Redensarten Lexikon
Tante
Na denn nicht, liebe Tante: Ausdruck der Enttäuschung mit ironischem Unterton; besonders berlinerisch.    Im Gegensatz zu anderen Verwandtschaftsbezeichnungen (Vater, Mutter, Bruder, Schwester u.a.) werden Tante und Onkel im metaphorischen Sprachgebrauch oft (leicht) verspottet oder in abwertendem Sinn verwendet. So wird die Toilette mit ›Tante Meyer‹ umschrieben, die Menstruation als ›Besuch von Tante Rosa‹, eine unsympathisch erscheinende Frau mit ›Komische Tante‹ charakterisiert. In dasselbe Bedeutungsfeld gehört auch das Adjektiv ›Tuntig‹: zimperlich, etepetete, aber auch: als Mann schwule Neigungen haben.

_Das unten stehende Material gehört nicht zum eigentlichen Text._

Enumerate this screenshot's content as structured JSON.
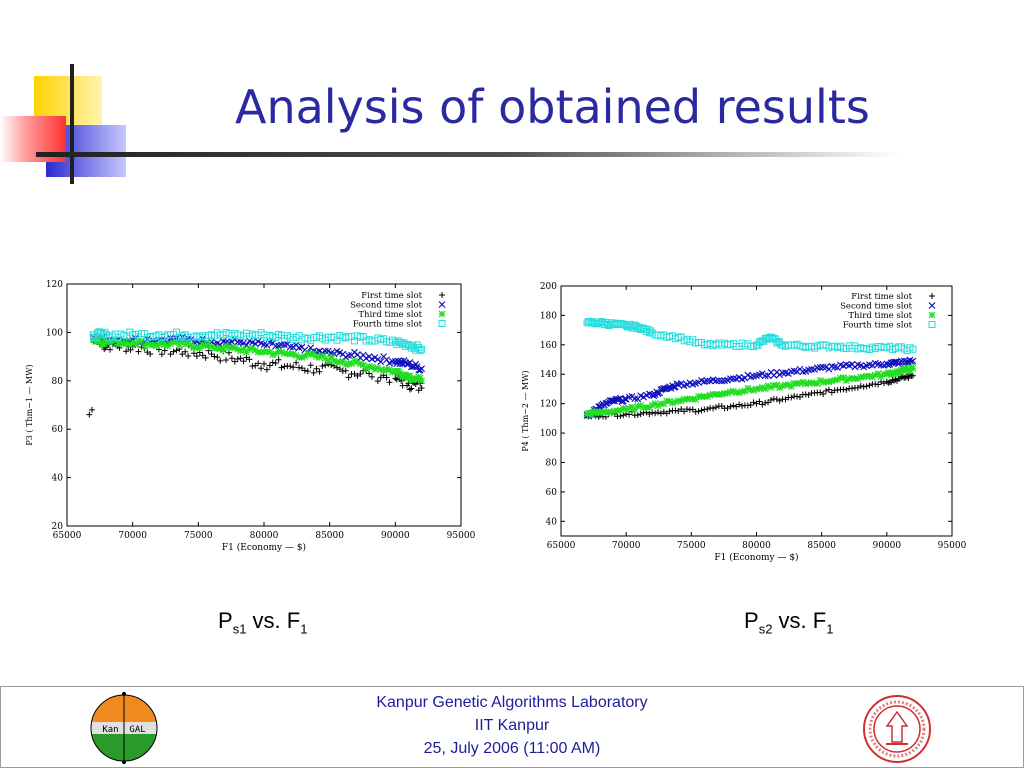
{
  "slide": {
    "title": "Analysis of obtained results",
    "caption_left": {
      "base": "P",
      "sub": "s1",
      "mid": " vs. F",
      "sub2": "1"
    },
    "caption_right": {
      "base": "P",
      "sub": "s2",
      "mid": " vs. F",
      "sub2": "1"
    }
  },
  "footer": {
    "line1": "Kanpur Genetic Algorithms Laboratory",
    "line2": "IIT Kanpur",
    "line3": "25, July 2006 (11:00 AM)",
    "logo_left_text": "Kan  GAL"
  },
  "colors": {
    "title": "#2a2aa0",
    "series_first": "#000000",
    "series_second": "#1010c0",
    "series_third": "#22dd22",
    "series_fourth": "#22dddd"
  },
  "chart_data": [
    {
      "type": "scatter",
      "xlabel": "F1 (Economy — $)",
      "ylabel": "P3 ( Thm−1 — MW)",
      "xlim": [
        65000,
        95000
      ],
      "ylim": [
        20,
        120
      ],
      "xticks": [
        65000,
        70000,
        75000,
        80000,
        85000,
        90000,
        95000
      ],
      "yticks": [
        20,
        40,
        60,
        80,
        100,
        120
      ],
      "legend_position": "top-right",
      "series": [
        {
          "name": "First time slot",
          "marker": "+",
          "x": [
            66700,
            66900,
            67500,
            68500,
            70000,
            72000,
            74000,
            76000,
            78000,
            80000,
            82000,
            84000,
            86000,
            88000,
            90000,
            91000,
            92000
          ],
          "y": [
            66,
            68,
            95,
            95,
            94,
            93,
            92,
            91,
            89,
            87,
            86,
            85,
            84,
            83,
            81,
            79,
            77
          ]
        },
        {
          "name": "Second time slot",
          "marker": "x",
          "x": [
            67000,
            68000,
            70000,
            72000,
            74000,
            76000,
            78000,
            80000,
            82000,
            84000,
            86000,
            88000,
            90000,
            91000,
            92000
          ],
          "y": [
            98,
            97,
            97,
            97,
            97,
            96,
            96,
            95,
            94,
            92,
            91,
            90,
            88,
            87,
            85
          ]
        },
        {
          "name": "Third time slot",
          "marker": "*",
          "x": [
            67000,
            68000,
            70000,
            72000,
            74000,
            76000,
            78000,
            80000,
            82000,
            84000,
            86000,
            88000,
            90000,
            91000,
            92000
          ],
          "y": [
            97,
            96,
            96,
            95,
            95,
            94,
            93,
            92,
            91,
            90,
            88,
            86,
            84,
            82,
            80
          ]
        },
        {
          "name": "Fourth time slot",
          "marker": "square",
          "x": [
            67000,
            68000,
            70000,
            72000,
            74000,
            76000,
            78000,
            80000,
            82000,
            84000,
            86000,
            88000,
            90000,
            91000,
            92000
          ],
          "y": [
            99,
            99,
            99,
            99,
            99,
            99,
            99,
            99,
            98,
            98,
            98,
            97,
            96,
            95,
            93
          ]
        }
      ]
    },
    {
      "type": "scatter",
      "xlabel": "F1 (Economy — $)",
      "ylabel": "P4 ( Thm−2 — MW)",
      "xlim": [
        65000,
        95000
      ],
      "ylim": [
        30,
        200
      ],
      "xticks": [
        65000,
        70000,
        75000,
        80000,
        85000,
        90000,
        95000
      ],
      "yticks": [
        40,
        60,
        80,
        100,
        120,
        140,
        160,
        180,
        200
      ],
      "legend_position": "top-right",
      "series": [
        {
          "name": "First time slot",
          "marker": "+",
          "x": [
            67000,
            68000,
            70000,
            72000,
            74000,
            76000,
            78000,
            80000,
            82000,
            84000,
            86000,
            88000,
            90000,
            91000,
            92000
          ],
          "y": [
            112,
            112,
            113,
            114,
            115,
            116,
            118,
            120,
            123,
            126,
            129,
            132,
            135,
            137,
            139
          ]
        },
        {
          "name": "Second time slot",
          "marker": "x",
          "x": [
            67000,
            68000,
            69000,
            70000,
            72000,
            73000,
            74000,
            76000,
            78000,
            80000,
            82000,
            84000,
            86000,
            88000,
            90000,
            91000,
            92000
          ],
          "y": [
            112,
            118,
            122,
            123,
            126,
            130,
            133,
            135,
            137,
            139,
            141,
            143,
            145,
            146,
            147,
            148,
            149
          ]
        },
        {
          "name": "Third time slot",
          "marker": "*",
          "x": [
            67000,
            68000,
            70000,
            72000,
            74000,
            76000,
            78000,
            80000,
            82000,
            84000,
            86000,
            88000,
            90000,
            91000,
            92000
          ],
          "y": [
            113,
            114,
            116,
            119,
            122,
            125,
            128,
            130,
            132,
            134,
            136,
            138,
            140,
            142,
            144
          ]
        },
        {
          "name": "Fourth time slot",
          "marker": "square",
          "x": [
            67000,
            68000,
            69000,
            70000,
            71000,
            72000,
            74000,
            76000,
            78000,
            80000,
            81000,
            82000,
            84000,
            86000,
            88000,
            90000,
            92000
          ],
          "y": [
            175,
            175,
            174,
            173,
            172,
            168,
            165,
            160,
            160,
            160,
            165,
            160,
            159,
            159,
            158,
            158,
            157
          ]
        }
      ]
    }
  ]
}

   Dabei zeigt sich, daß Tante sowie Onkel ziemlich neutrale Begriffe geworden sind und keine emotionale Beteiligung seitens des Sprechers mehr wecken. ›Liebe Tante‹ als Zusatz einer Interjektion steckt einerseits die distanzierte Gefühlslage des Sprechers ab, andererseits aber vermittelt sie Zitateneindruck (Sohn Brutus, lieber Freund usw.). Abschätzige Gleichgültigkeit wird noch verdeutlicht durch Zusätze wie: ›Na denn nich, liebe Tante, heirat'ch'n Onkel, der ist auch ganz schön‹ oder: ›... heiraten wir'n Onkel, is auch ein ganz schönes Mädchen‹.
   Leo Spitzers Interpretation, nämlich daß diese Redensart eine sexuelle Abwertung bedeute, überzeugt nicht ganz. Denn oft gebrauchen Mütter diese Wendung ihren Kindern gegenüber, die einen gutgemeinten Vorschlag ablehnen.
   ›Tante‹ in positiverem Sinne erscheint im Ausdruck ›Tante-Emma-Laden‹: hier meint man ein kleines Lebensmittelgeschäft im Wohngebiet, das, im Gegensatz zu großen Supermärkten, eine intime Einkaufsatmosphäre vermittelt.

• J. SEIDEL-SLOTTY: ›Na denn nicht, liebe Tante‹ u.a. mißbrauchte Verwandte, in: Bulletin linguistique 12 (1944), S. 33-44; L. SPITZER: ›Na denn nicht, liebe Tante‹, in: Bulletin linguistique 14 (1946), S. 66-77.